James Gordon Bennett in Antebellum Period
James Gordon Bennett (1795-1872) was a Scottish-born newspaper publisher and editor whose work in the New York penny press established the foundation for modern journalism.
In May 1835, he launched a new penny paper of four four-column pages called the New York Herald. Though he began with only $500 in capital and based the operation out of a cellar on Wall Street, Bennett's paper quickly rivaled Benjamin Day's Sun and was selling 15,000 copies a day within a year.
Bennett was a tireless self-promoter who employed a number of notorious tactics in order to sell issues. The Herald fixated on the most lurid and scandalous tales of murder and sex that the city had to offer; its coverage of the Helen Jewett murder case in 1836 set the standard for journalistic sensationalism. Bennett became the first editor in the history of American journalism to tour the scene of the crime when he reported on Jewett's dead body, one of many descriptions that took on a quasi-erotic undertone.
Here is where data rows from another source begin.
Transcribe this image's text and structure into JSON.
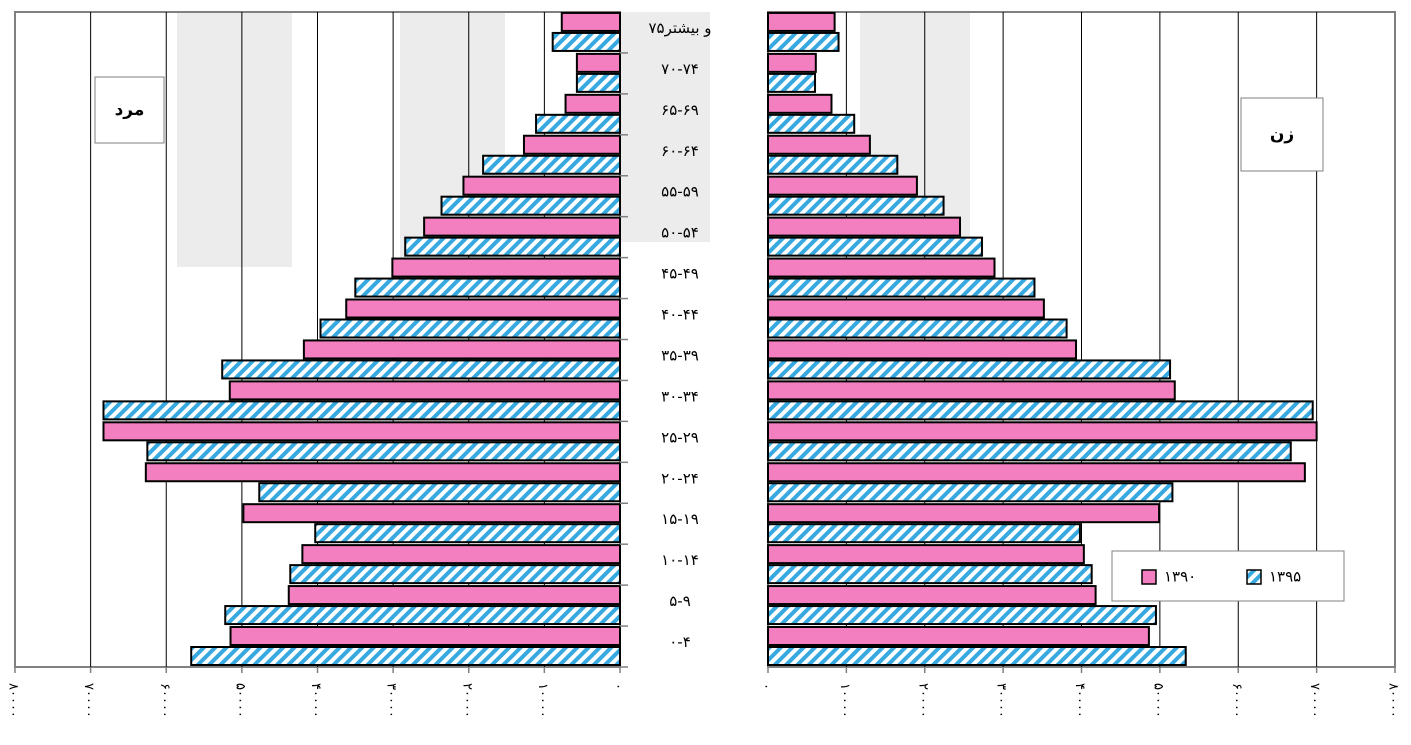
{
  "colors": {
    "bar_1390": "#f47fc0",
    "bar_1395_stripe": "#37a9e0",
    "bar_1395_bg": "#ffffff",
    "stroke": "#000000",
    "grid": "#000000",
    "axis": "#808080"
  },
  "chart_data": {
    "type": "bar",
    "orientation": "horizontal",
    "subtype": "population-pyramid",
    "title": "",
    "categories": [
      "۰-۴",
      "۵-۹",
      "۱۰-۱۴",
      "۱۵-۱۹",
      "۲۰-۲۴",
      "۲۵-۲۹",
      "۳۰-۳۴",
      "۳۵-۳۹",
      "۴۰-۴۴",
      "۴۵-۴۹",
      "۵۰-۵۴",
      "۵۵-۵۹",
      "۶۰-۶۴",
      "۶۵-۶۹",
      "۷۰-۷۴",
      "۷۵و بیشتر"
    ],
    "legend": [
      "۱۳۹۰",
      "۱۳۹۵"
    ],
    "legend_placement": "bottom-right of right panel",
    "panels": [
      {
        "label": "مرد",
        "side": "left",
        "xlim": [
          0,
          80000
        ],
        "ticks": [
          "۰",
          "۱۰۰۰۰",
          "۲۰۰۰۰",
          "۳۰۰۰۰",
          "۴۰۰۰۰",
          "۵۰۰۰۰",
          "۶۰۰۰۰",
          "۷۰۰۰۰",
          "۸۰۰۰۰"
        ],
        "series": [
          {
            "name": "۱۳۹۰",
            "values": [
              51500,
              43800,
              42000,
              49800,
              62700,
              68300,
              51600,
              41800,
              36200,
              30100,
              25900,
              20700,
              12700,
              7200,
              5700,
              7700
            ]
          },
          {
            "name": "۱۳۹۵",
            "values": [
              56700,
              52200,
              43600,
              40300,
              47700,
              62500,
              68300,
              52600,
              39600,
              35000,
              28400,
              23600,
              18100,
              11100,
              5700,
              8900
            ]
          }
        ]
      },
      {
        "label": "زن",
        "side": "right",
        "xlim": [
          0,
          80000
        ],
        "ticks": [
          "۰",
          "۱۰۰۰۰",
          "۲۰۰۰۰",
          "۳۰۰۰۰",
          "۴۰۰۰۰",
          "۵۰۰۰۰",
          "۶۰۰۰۰",
          "۷۰۰۰۰",
          "۸۰۰۰۰"
        ],
        "series": [
          {
            "name": "۱۳۹۰",
            "values": [
              48600,
              41800,
              40300,
              49900,
              68500,
              70000,
              51900,
              39300,
              35200,
              28900,
              24500,
              19000,
              13000,
              8100,
              6100,
              8500
            ]
          },
          {
            "name": "۱۳۹۵",
            "values": [
              53300,
              49500,
              41300,
              39800,
              51600,
              66700,
              69500,
              51300,
              38100,
              34000,
              27300,
              22400,
              16500,
              11000,
              6000,
              9000
            ]
          }
        ]
      }
    ]
  }
}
Bennett also headed a citizens' Committee of Safety after the public demanded action from the police to solve the murder of Mary Rogers, while profiting from reporting on these violent crimes. He broke with contemporary tradition and criticized both political parties in his editorials, rather than siding consistently with one or the other. Given the newspaper's location in Manhattan, it seemed only natural that Bennett would include news on the financial market, which was in itself an innovation. He also employed the first-ever European correspondents.